7 – Intelligence-driven SOC orchestration solution
An intelligence-driven security operations center (SOC) goes beyond preventative technologies and the perimeter, and events-based monitoring. An intelligence-driven SOC has to be built for intelligence, and used to inform every aspect of security operations. To meet the challenges an intelligence-driven SOC also needs to have an adaptive architecture and context-aware components. The intelligence-driven SOC (ISOC) includes automation and orchestration of SOC processes as a key enabler.
8 – Remote browser
Most attacks start by targeting end-users with malware delivered via email, URLs or malicious web sites. An emerging approach to address this risk is to remotely present the browser session from a ‘browser server’ (typically Linux based) running on-premises or delivered as a cloud-based service. By isolating the browsing function from the rest of the endpoint and corporate network, malware is kept off of the end-user’s system and the company has significantly reduced the surface area for attack by shifting the risk of attack to the server sessions, which can be reset to a known good state on every new browsing session, tab opened or URL accessed.
9 – Deception
Deception technologies are defined by the use of deceits and/or tricks designed to thwart, or throw off, an attacker’s cognitive processes, disrupt an attacker’s automation tools, delay an attacker’s activities or disrupt breach progression. For example, deception capabilities create fake vulnerabilities, systems, shares and cookies.
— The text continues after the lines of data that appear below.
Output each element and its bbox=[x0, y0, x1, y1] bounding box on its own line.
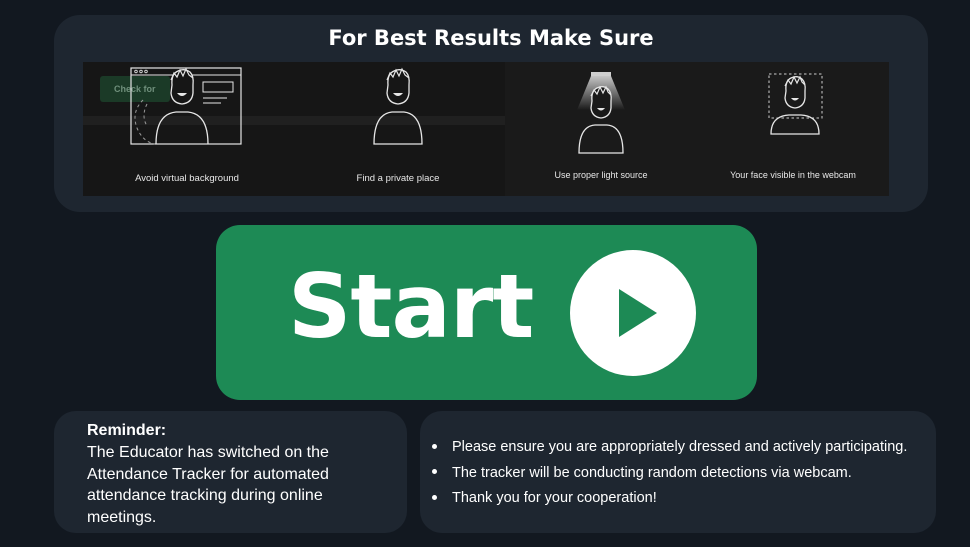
tip-label: Find a private place bbox=[356, 173, 440, 184]
tip-proper-light-source: Use proper light source bbox=[505, 62, 697, 196]
reminder-card: Reminder: The Educator has switched on t… bbox=[54, 411, 407, 533]
light-source-icon bbox=[577, 72, 625, 154]
list-item-text: Please ensure you are appropriately dres… bbox=[452, 439, 908, 455]
instructions-card: Please ensure you are appropriately dres… bbox=[420, 411, 936, 533]
instructions-list: Please ensure you are appropriately dres… bbox=[432, 438, 907, 515]
play-icon bbox=[570, 250, 696, 376]
list-item-text: Thank you for your cooperation! bbox=[452, 490, 657, 506]
best-results-card: For Best Results Make Sure Check for Avo… bbox=[54, 15, 928, 212]
best-results-title: For Best Results Make Sure bbox=[328, 26, 654, 50]
tips-strip: Check for Avoid virtual background Find … bbox=[83, 62, 889, 196]
face-frame-icon bbox=[768, 73, 823, 135]
private-place-icon bbox=[373, 67, 423, 145]
tip-avoid-virtual-background: Check for Avoid virtual background bbox=[83, 62, 291, 196]
list-item: Please ensure you are appropriately dres… bbox=[432, 438, 907, 464]
bullet-icon bbox=[432, 469, 437, 474]
list-item: Thank you for your cooperation! bbox=[432, 489, 907, 515]
bullet-icon bbox=[432, 443, 437, 449]
virtual-background-icon bbox=[130, 67, 242, 145]
tip-label: Avoid virtual background bbox=[135, 173, 239, 184]
bullet-icon bbox=[432, 494, 437, 500]
tip-label: Your face visible in the webcam bbox=[730, 170, 856, 180]
tip-label: Use proper light source bbox=[554, 170, 648, 180]
tip-face-visible: Your face visible in the webcam bbox=[697, 62, 889, 196]
list-item-text: The tracker will be conducting random de… bbox=[452, 464, 852, 481]
list-item: The tracker will be conducting random de… bbox=[432, 464, 907, 490]
attendance-tracker-screen: For Best Results Make Sure Check for Avo… bbox=[0, 0, 970, 547]
reminder-text: The Educator has switched on the Attenda… bbox=[87, 444, 329, 526]
reminder-title: Reminder: bbox=[87, 422, 167, 439]
tip-find-private-place: Find a private place bbox=[291, 62, 505, 196]
start-button-label: Start bbox=[288, 255, 534, 358]
start-button[interactable]: Start bbox=[216, 225, 757, 400]
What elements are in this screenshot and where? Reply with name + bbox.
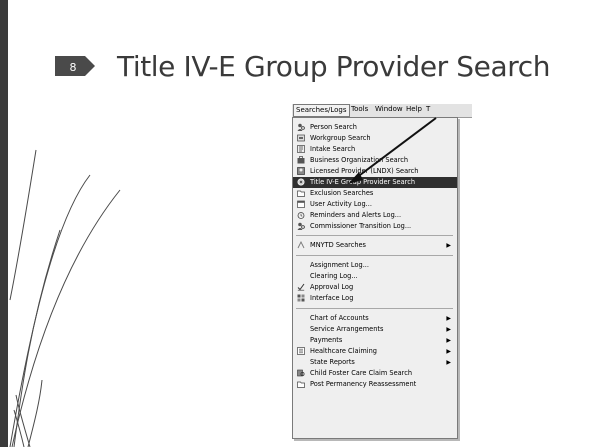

An attack on fake resources, it is a strong indicator that an attack is in progress, as a legitimate user should not see or try to access these resources. Deception technologies are emerging for network, application, endpoint and data, with the best systems combing multiple techniques.
10 – Pervasive trust services
Because enterprise security is extended operational technology and the Internet of Things, new security models must emerge to provision and manage trust at scale.
Trust services are designed to scale and support the needs of billions of devices, many with limited processing capability. Organizations looking for larger-scale, distributed trust or consensus-based services should focus on trust services that include secure provisioning, data integrity, confidentiality, device identity and authentication. Some leading-edge approaches use distributed trust and block chain-like architectures to manage distributed trust and data integrity at a large scale.
No doubt, as the new threats emerge will will see evolving cyber security technologies set to fill the gaps in existing approaches.